Rasam is a spiced South Indian soup often served with rice. Rasam is a South Indian staple for lunch in meals to aid digestion. This rasam recipe needs no rasam powder very easy and quick to make and tastes delicious. Learn to make Rasam with step by step pictures and video.
AuthorSharmilee J

Ingredients

  • 1 lemon sized tamarind
  • water as needed
  • 6 small garlic
  • 2 medium sized tomatoes
  • salt to taste
  • 1 teaspoon jaggery powder
  • 2 tablespoon coriander leaves

To grind :

  • 1 teaspoon cumin seeds
  • 1 teaspoon pepper
  • around 5 curry leaves
  • 1 red chili

To temper:

  • 1 tablespoon oil
  • 1 teaspoon mustard seeds
  • 1/4 teaspoon hing
  • few curry leaves
  • 1 green chili

Instructions

  • Soak 1 lemon sized tamarind in 1 cup water.
  • Crush it well and set aside. Squeeze well to extract pulp.
  • Crush 7 small sized garlic using hand mortar and pestle and Set aside.
  • To a mixer jar add 1 teaspoon cumin seeds, 1 teaspoon pepper, around 5 curry leaves, 1 red chili.
  • Grind it to a coarse mixture and set aside.
  • Take 2 medium sized tomatoes in a mixer.
  • Grind it coarsely and set aside.
  • Add it to a sauce pan.
  • Strain and add tamarind pulp.
  • Add 1 cup water to mixer and to it.
  • Boil it for 5-7 minutes until raw smell leaves.

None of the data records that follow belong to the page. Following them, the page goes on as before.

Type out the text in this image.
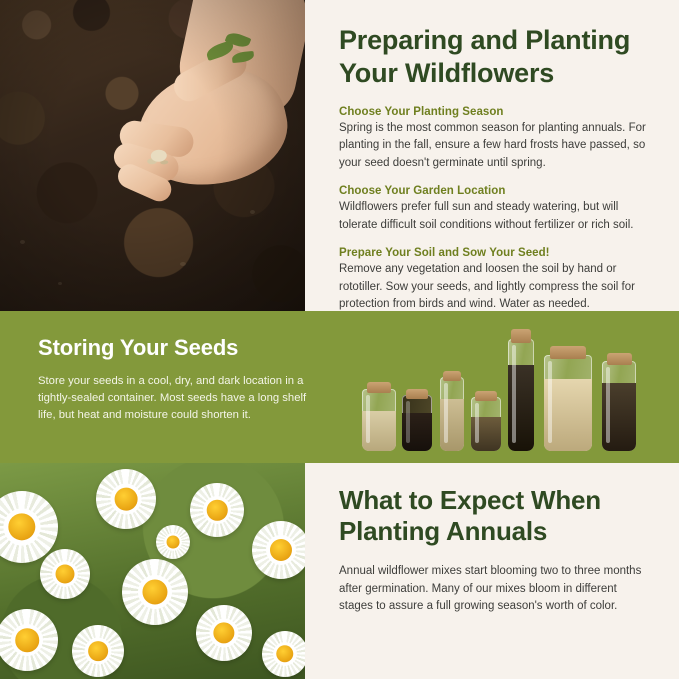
Preparing and Planting Your Wildflowers

Choose Your Planting Season

Spring is the most common season for planting annuals. For planting in the fall, ensure a few hard frosts have passed, so your seed doesn't germinate until spring.

Choose Your Garden Location

Wildflowers prefer full sun and steady watering, but will tolerate difficult soil conditions without fertilizer or rich soil.

Prepare Your Soil and Sow Your Seed!

Remove any vegetation and loosen the soil by hand or rototiller. Sow your seeds, and lightly compress the soil for protection from birds and wind. Water as needed.

Storing Your Seeds

Store your seeds in a cool, dry, and dark location in a tightly-sealed container. Most seeds have a long shelf life, but heat and moisture could shorten it.

What to Expect When Planting Annuals

Annual wildflower mixes start blooming two to three months after germination. Many of our mixes bloom in different stages to assure a full growing season's worth of color.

Switch off and set aside.
  • To a pan add 1 tablespoon oil heat it - add 1 teaspoon mustard seeds let it splutter. Then add 1/4 teaspoon hing, few curry leaves and 1 green chili.
  • Add crushed garlic along with prepared spice powder.
  • Saute for a minute.
  • Add tomato tamarind water.
  • Add salt to taste.
  • Add 1 teaspoon jaggery powder.
  • Add around 2 cups water, adjust accordingly.
  • Now keep the flame in low and let it start to boil.
  • When it starts to froth and boil add 2 tablespoon coriander leaves.
  • Switch off and close tightly with a lid to lock the flavor.
  • Simple and tasty rasam is ready.

Video

Notes

  • Do not boil rasam always switch off when rasam starts to froth and boil.
  • If adding ready made tamarind paste add 1 teaspoon paste to 1/2 cup warm water and mix it well.
  • You can even crush tomatoes with your hands to have chunky tomato pieces in the rasam.
  • Jaggery gives a good balance in taste so do not skip it.
  • If you want to use rasam powder then skip grinding the spices part and add 1 and 1/2 teaspoon rasam powder.
  • Adjust tamarind and jaggery according to your taste preference.
  • You can prepare the tempering in ghee too.